2. L'homme médiatique
Les traits essentiels du caractère de Karajan transparaissent dans sa biographie : une volonté incontournable, une autorité intraitable, une recherche constante de la perfection. Chaque étape de sa carrière lui permet de se placer pour les décennies futures : à Ulm, il songe déjà à Salzbourg ; à Aix-la-Chapelle, il trouve un tremplin pour Berlin et, pendant qu'il est interdit de direction publique à Vienne, il y enregistre quelques-uns de ses meilleurs disques. Patiemment, il attend la succession de Furtwängler, car il sait qu'elle lui est dévolue. Son passage à la Scala prépare son arrivée à l'Opéra de Vienne ; plus tard, il fera des Berliner Philharmoniker les principaux acteurs du festival de Pâques à Salzbourg, pour régler ses comptes avec les Viennois.

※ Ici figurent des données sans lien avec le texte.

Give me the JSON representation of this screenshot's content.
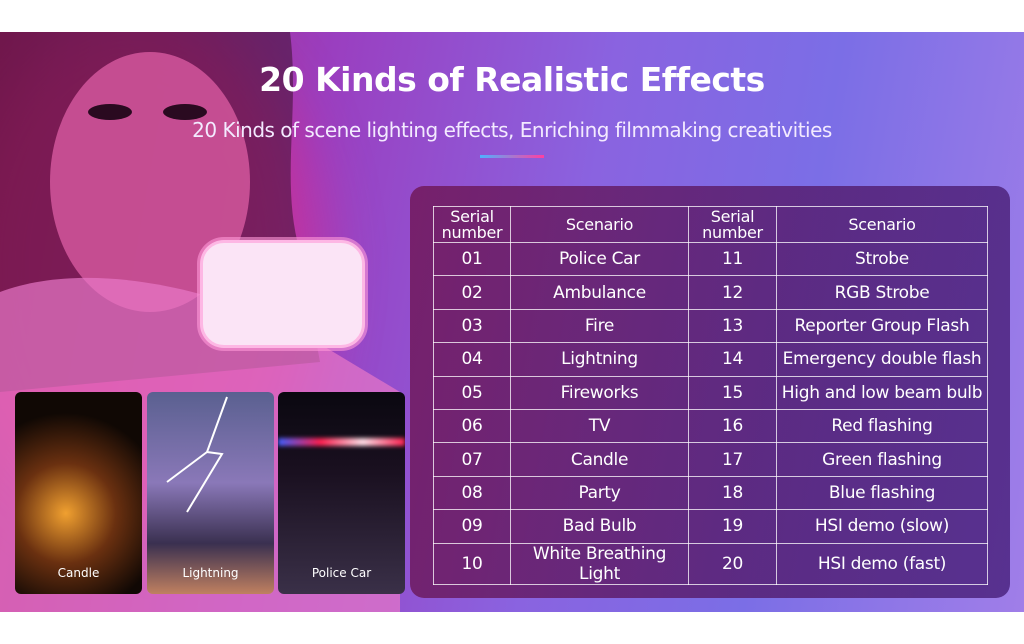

La personnalité de Karajan agaçait ou fascinait, mais elle ne laissait jamais indifférent. Aux antipodes du cliché traditionnel de l'artiste, il apparaissait davantage sous les traits d'un homme d'affaires qui avait soigneusement construit son empire au fil des années : en 1984, les musiciens berlinois ont cédé devant lui car ils savaient quelle masse de royalties ils perdraient si Karajan cessait d'enregistrer avec eux. Le jet privé, le yacht, les voitures de sport, Saint-Tropez font partie du personnage. Il possédait un sens inné de la communication et a été le premier interprète classique à comprendre que la musique devait sortir de son sanctuaire pour s'engager dans les différents domaines médiatiques.